On October 3rd, North Valley Caring Services celebrated the life of founder

Verna Mae Porter who passed away 14 years ago.

Verna Mae Porter with her friend Danny Rathbone who still volunteers at NVCS' Breakfast Programs.

In the Great Depression era, the San Fernando Valley saw its first rise in what would become a permanent residence of homeless. Just twelve years old at the time, North Valley Caring Services founder Verna Mae Porter watched her parents offer this overlooked group of people the same warmth and hospitality that she would begin to offer forty years later.

With nowhere else to go and no one to turn to for help, homeless individuals slept in fields behind her father’s Van Nuys chicken farm.
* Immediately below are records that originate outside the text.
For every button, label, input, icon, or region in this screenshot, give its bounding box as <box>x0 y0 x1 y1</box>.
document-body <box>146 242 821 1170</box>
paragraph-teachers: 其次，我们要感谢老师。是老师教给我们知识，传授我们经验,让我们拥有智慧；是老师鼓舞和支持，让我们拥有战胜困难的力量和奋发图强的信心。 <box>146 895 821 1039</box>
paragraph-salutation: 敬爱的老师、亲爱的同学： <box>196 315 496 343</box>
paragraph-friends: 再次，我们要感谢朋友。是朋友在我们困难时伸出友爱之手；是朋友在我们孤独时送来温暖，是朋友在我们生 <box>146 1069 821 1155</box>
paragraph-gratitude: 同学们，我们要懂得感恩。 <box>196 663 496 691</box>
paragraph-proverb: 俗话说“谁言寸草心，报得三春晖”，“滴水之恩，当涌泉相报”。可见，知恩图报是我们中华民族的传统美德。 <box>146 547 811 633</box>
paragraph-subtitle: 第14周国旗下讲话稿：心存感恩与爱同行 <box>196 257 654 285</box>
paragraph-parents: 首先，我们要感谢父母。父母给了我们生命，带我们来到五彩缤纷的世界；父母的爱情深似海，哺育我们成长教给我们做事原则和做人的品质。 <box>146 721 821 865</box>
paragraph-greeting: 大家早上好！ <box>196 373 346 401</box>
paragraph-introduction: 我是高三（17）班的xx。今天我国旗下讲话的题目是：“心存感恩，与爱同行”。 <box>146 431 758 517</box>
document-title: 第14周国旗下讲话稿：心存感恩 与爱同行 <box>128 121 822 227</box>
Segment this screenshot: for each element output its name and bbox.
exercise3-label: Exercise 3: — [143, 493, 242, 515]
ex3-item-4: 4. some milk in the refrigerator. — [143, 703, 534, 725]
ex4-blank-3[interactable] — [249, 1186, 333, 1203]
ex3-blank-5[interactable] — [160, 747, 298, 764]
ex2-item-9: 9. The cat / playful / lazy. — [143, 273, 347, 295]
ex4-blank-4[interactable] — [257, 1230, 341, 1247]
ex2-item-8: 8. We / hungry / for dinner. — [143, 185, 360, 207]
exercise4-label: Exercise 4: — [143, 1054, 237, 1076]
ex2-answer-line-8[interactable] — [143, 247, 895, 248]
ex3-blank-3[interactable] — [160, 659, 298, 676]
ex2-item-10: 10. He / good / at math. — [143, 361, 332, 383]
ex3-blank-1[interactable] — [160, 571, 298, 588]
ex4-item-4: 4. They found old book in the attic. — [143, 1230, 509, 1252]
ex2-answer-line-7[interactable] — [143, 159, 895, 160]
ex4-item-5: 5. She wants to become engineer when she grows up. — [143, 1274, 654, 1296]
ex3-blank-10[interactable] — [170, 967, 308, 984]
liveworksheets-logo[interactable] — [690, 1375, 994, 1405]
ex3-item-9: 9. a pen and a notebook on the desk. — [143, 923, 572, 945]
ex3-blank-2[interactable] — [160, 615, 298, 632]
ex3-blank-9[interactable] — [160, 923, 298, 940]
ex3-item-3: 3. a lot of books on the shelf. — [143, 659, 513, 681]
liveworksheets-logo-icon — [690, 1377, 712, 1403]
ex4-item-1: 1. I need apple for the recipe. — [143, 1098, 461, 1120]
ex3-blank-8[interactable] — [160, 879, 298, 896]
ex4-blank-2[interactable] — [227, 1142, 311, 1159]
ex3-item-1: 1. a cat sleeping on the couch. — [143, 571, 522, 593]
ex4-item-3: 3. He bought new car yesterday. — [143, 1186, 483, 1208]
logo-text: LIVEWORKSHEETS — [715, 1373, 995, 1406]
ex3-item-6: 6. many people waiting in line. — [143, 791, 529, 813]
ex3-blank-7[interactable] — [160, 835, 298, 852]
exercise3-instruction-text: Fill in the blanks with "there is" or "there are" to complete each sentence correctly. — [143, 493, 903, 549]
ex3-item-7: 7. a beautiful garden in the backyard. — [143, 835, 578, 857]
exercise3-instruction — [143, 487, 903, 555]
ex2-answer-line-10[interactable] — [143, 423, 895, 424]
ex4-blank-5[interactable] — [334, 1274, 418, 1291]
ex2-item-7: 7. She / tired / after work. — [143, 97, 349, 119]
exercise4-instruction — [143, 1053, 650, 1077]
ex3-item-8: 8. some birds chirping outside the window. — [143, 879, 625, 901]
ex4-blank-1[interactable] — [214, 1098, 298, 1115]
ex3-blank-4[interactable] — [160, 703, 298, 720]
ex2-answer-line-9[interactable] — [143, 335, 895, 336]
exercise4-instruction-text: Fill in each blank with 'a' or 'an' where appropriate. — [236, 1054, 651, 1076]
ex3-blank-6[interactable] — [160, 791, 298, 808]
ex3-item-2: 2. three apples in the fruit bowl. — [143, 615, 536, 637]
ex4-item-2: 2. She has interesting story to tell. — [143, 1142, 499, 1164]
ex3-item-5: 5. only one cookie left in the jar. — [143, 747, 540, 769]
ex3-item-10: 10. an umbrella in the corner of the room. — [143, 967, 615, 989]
Seeing how they’ve been overlooked, Verna Mae’s parents regularly cooked them dinners and packed them oranges to take as they left, creating the foundation for the kindness their daughter would carry on to practice throughout her life.

Forty years later, the stouthearted woman offered the same warmth and hospitality that she saw in her parents. After noticing another uprise in the homeless population, Verna Mae knew exactly what she had to do.

At the Sepulveda United Methodist Church, the very church her parents helped build, Verna Mae noticed an immediate need to serve individuals experiencing homelessness and asked her pastor if she could open up a soup kitchen. “She asked the pastor first if she could start cooking breakfast and he said yes. Then at church, she stood up in front of everyone and said ‘there are people out there who are hungry! We need to do something to help feed these people. I’m going to cook breakfast tomorrow morning.’ The next day, she got up early in the morning and cooked for them,” said Danny Rathbone, who still volunteers at NVCS’ Breakfast Programs, keeping Verna Mae’s legacy alive.

Her mother always told her that a good breakfast was necessary to get through the day, so Verna Mae followed that principle and for 30 years, woke up every morning at 5:00 a.m. to cook breakfast for all who were in need.

Eventually becoming known as “mom” by those whose lives she touched, Verna Mae Porter changed lives beyond providing a hot meal. She continuously welcomed everyone with open arms, and later extended her arms to those in need of assistance learning English, bringing to life our Adult Education ESL courses for people in the community interested in furthering their education.

What started as a humble soup kitchen has now evolved into a model organization that offers educational development programs for children and adults, resources for those facing food insecurity and an array of assistance for those experiencing homelessness.

Determined to follow the same selflessness rooted in Verna Mae Porter’s character, NVCS continues to carry on the Porter family legacy of never turning their backs on anyone.